彼の性格とやっている事は、大きく違っててストレスなんだろうな。
「でもさ、やっぱり僕は何かしらこの力を活かしたいよ」
「……アタルさんなら、きっと上手い活かし方を思い付くと思いますよ」
「うん。だからさ、大学に入って夢も含めて探していこうと思う」
「ええ、応援していますよ」
「ありがと、アデルさん!」
本当はお礼を言うのは私なんだがな。
正直な話、私はこの魔王という職はさっさと辞めたかった。
でもアタルさんに出会い、そして日本の事を色々聞く内に、とてつもなく興味が出た。
実際来てみると、全てが進んでいて素晴らしかった。
そこからだ、私は国に活かせる技術がないかと模索するようになったのは。
つまり、アタルさんのお陰で、最近魔王の役職に熱心になってきたのだ。
しっかりとした政策を行うと、国民は喜んでくれる。
だから、私が体験した素晴らしいものを、国民にも味わってもらいたい。その一心で私は頑張れている。
この温泉も、絶対に皆喜んでくれるはずだ。
もう、弱い者が蹂躙される我が国は、過去の黒歴史として葬りさらなければならないのだ。

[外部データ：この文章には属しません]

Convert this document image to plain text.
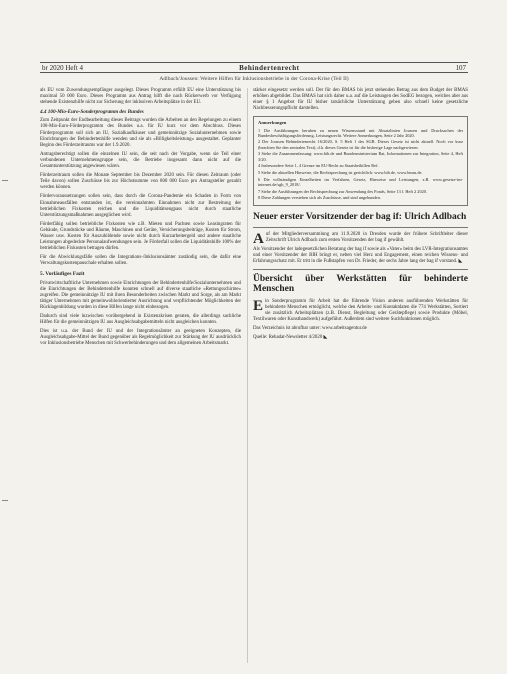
br 2020 Heft 4	Behindertenrecht	107
Adlbach/Joussen: Weitere Hilfen für Inklusionsbetriebe in der Corona-Krise (Teil II)

als EU vom Zuwendungsempfänger ausgelegt. Dieses Programm erfüllt EU eine Unterstützung bis maximal 50 000 Euro. Dieses Programm aus Antrag hilft die nach Rückerwerb vor Verfügung stehende Existenzhilfe nicht zur Sicherung der inklusiven Arbeitsplätze in der EU.

4.4 100-Mio-Euro-Sonderprogramm des Bundes

Zum Zeitpunkt der Endbearbeitung dieses Beitrags wurden die Arbeiten an den Regelungen zu einem 100-Mio-Euro-Förderprogramm des Bundes u.a. für IU kurz vor dem Abschluss. Dieses Förderprogramm soll sich an IU, Sozialkaufhäuser und gemeinnützige Sozialunternehmen sowie Einrichtungen der Behindertenhilfe wenden und sie als »Billigkeitsleistung« ausgestaltet. Geplanter Beginn des Förderzeitraums war der 1.9.2020.

Antragsberechtigt sollen die einzelnen IU sein, die seit nach der Vorgabe, wenn sie Teil einer verbundenen Unternehmensgruppe sein, die Betriebe insgesamt dann nicht auf die Gesamtunterstützung angewiesen wären.

Förderzeitraum sollen die Monate September bis Dezember 2020 sein. Für diesen Zeitraum (oder Teile davon) sollen Zuschüsse bis zur Höchstsumme von 800 000 Euro pro Antragsteller gezahlt werden können.

Fördervoraussetzungen sollen sein, dass durch die Corona-Pandemie ein Schaden in Form von Einnahmeausfällen entstanden ist, die vereinnahmten Einnahmen nicht zur Bestreitung der betrieblichen Fixkosten reichen und die Liquiditätsengpass nicht durch staatliche Unterstützungsmaßnahmen ausgeglichen wird.

Förderfähig sollen betriebliche Fixkosten wie z.B. Mieten und Pachten sowie Leasingraten für Gebäude, Grundstücke und Räume, Maschinen und Geräte, Versicherungsbeiträge, Kosten für Strom, Wasser usw. Kosten für Auszubildende sowie nicht durch Kurzarbeitergeld und andere staatliche Leistungen abgedeckte Personalaufwendungen sein. Je Förderfall sollen die Liquiditätshilfe 100% der betrieblichen Fixkosten betragen dürfen.

Für die Abwicklungsfälle sollen die Integrations-/Inklusionsämter zuständig sein, die dafür eine Verwaltungskostenpauschale erhalten sollen.

5. Vorläufiges Fazit

Privatwirtschaftliche Unternehmen sowie Einrichtungen der Behindertenhilfe/Sozialunternehmen und die Einrichtungen der Behindertenhilfe konnten schnell auf diverse staatliche »Rettungsschirme« zugreifen. Die gemeinnützige IU mit ihren Besonderheiten zwischen Markt und Sorge, als am Markt tätiger Unternehmen mit gemeinwohlorientierter Ausrichtung und verpflichtender Möglichkeiten der Rücklagenbildung wurden in diese Hilfen lange nicht einbezogen.

Dadurch sind viele inzwischen vorübergehend in Existenzkrisen geraten, die allerdings sachliche Hilfen für die gemeinnützigen IU aus Ausgleichsabgabemitteln nicht ausgleichen konnten.

Dies ist u.a. der Bund der IU und der Integrationsämter an geeigneten Konzepten, die Ausgleichsabgabe-Mittel der Bund gegenüber als Regelmöglichkeit zur Stärkung der IU ausdrücklich vor Inklusionsbetriebe Menschen mit Schwerbehinderungen und dem allgemeinen Arbeitsmarkt.

stärker eingesetzt werden soll. Der für den BMAS bis jetzt stehenden Betrag aus dem Budget der BMAS erhöhen abgebildet. Das BMAS hat sich daher u.a. auf die Leistungen des SodEG bezogen, welches aber aus einer § 1 Angebot für IU bisher tatsächliche Unterstützung geben also schnell keine gesetzliche Nachbesserungspflicht darstellen.

Anmerkungen
1 Die Ausführungen beruhen zu neuen Wissensstand mit Absatzlinien Joussen und Drucksachen der Bundesbeschäftigungsförderung, Leistungsrecht. Weitere Anmerkungen, Seite 2 Jahr 2020.
2 Der Joussen Behindertenrecht 16/2020, S. 5 Heft 1 des SGB. Dieses Gesetz ist nicht aktuell. Noch vor kurz (beachten Sie den zentralen Text), d.h. dieses Gesetz ist für die bisherige Lage nachgewiesen.
3 Siehe die Zusammenfassung: www.bih.de und Bundesministerium Rat, Informationen zur Integration, Seite 4, Heft 3/20.
4 Insbesondere Seite 1, 4 Grenze im EU-Recht zu Staatsbeihilfen Ref.
5 Siehe die aktuellen Hinweise, die Rechtsprechung ist gerichtlich: www.bih.de, www.bmas.de.
6 Die vollständigen Einzelheiten im Verfahren, Gesetz, Hinweise und Leistungen, z.B. www.gesetze-im-internet.de/sgb_9_2018/.
7 Siehe die Ausführungen der Rechtsprechung zur Anwendung des Fonds, Seite 13 f. Heft 2 2020.
8 Diese Zahlungen verstehen sich als Zuschüsse, und sind ungebunden.
Neuer erster Vorsitzender der bag if: Ulrich Adlbach

Auf der Mitgliederversammlung am 11.9.2020 in Dresden wurde der frühere Schriftleiter dieser Zeitschrift Ulrich Adlbach zum ersten Vorsitzenden der bag if gewählt.

Als Vorsitzender der ladegesetzlichen Beratung der bag if sowie als »Vater« beim des LVR-Integrationsamtes und einer Vorsitzender der BIH bringt er, neben viel Herz und Engagement, einen reichen Wissens- und Erfahrungsschatz mit. Er tritt in die Fußstapfen von Dr. Frieder, der sechs Jahre lang der bag if vorstand. ◣

Übersicht über Werkstätten für behinderte Menschen

Ein Sonderprogramm für Arbeit hat die führende Vision anderen ausführenden Werkstätten für behinderte Menschen ermöglicht, welche den Arbeits- und Kontaktdaten die 774 Werkstätten, Sortiert sie zusätzlich Arbeitsplätzen (z.B. Dienst, Begleitung oder Gerätepflege) sowie Produkte (Möbel, Textilwaren oder Kunsthandwerk) aufgeführt. Außerdem sind weitere Suchfunktionen möglich.

Das Verzeichnis ist abrufbar unter: www.arbeitsagentur.de

Quelle: Rehadat-Newsletter 4/2020 ◣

ま、そんな親友に少しでも感謝されたのなら、彼への感謝しきれない気持ちに少し報いる事が出来たと思っておくか。
「これからもよろしくお願いします、親友の勇者殿」
「それは僕の台詞だよ、親友の魔王様」
お互いの拳を合わせて、友情を確認し合う事が出来た。
本当、これからもよろしくお願いしますよ、大切な親友。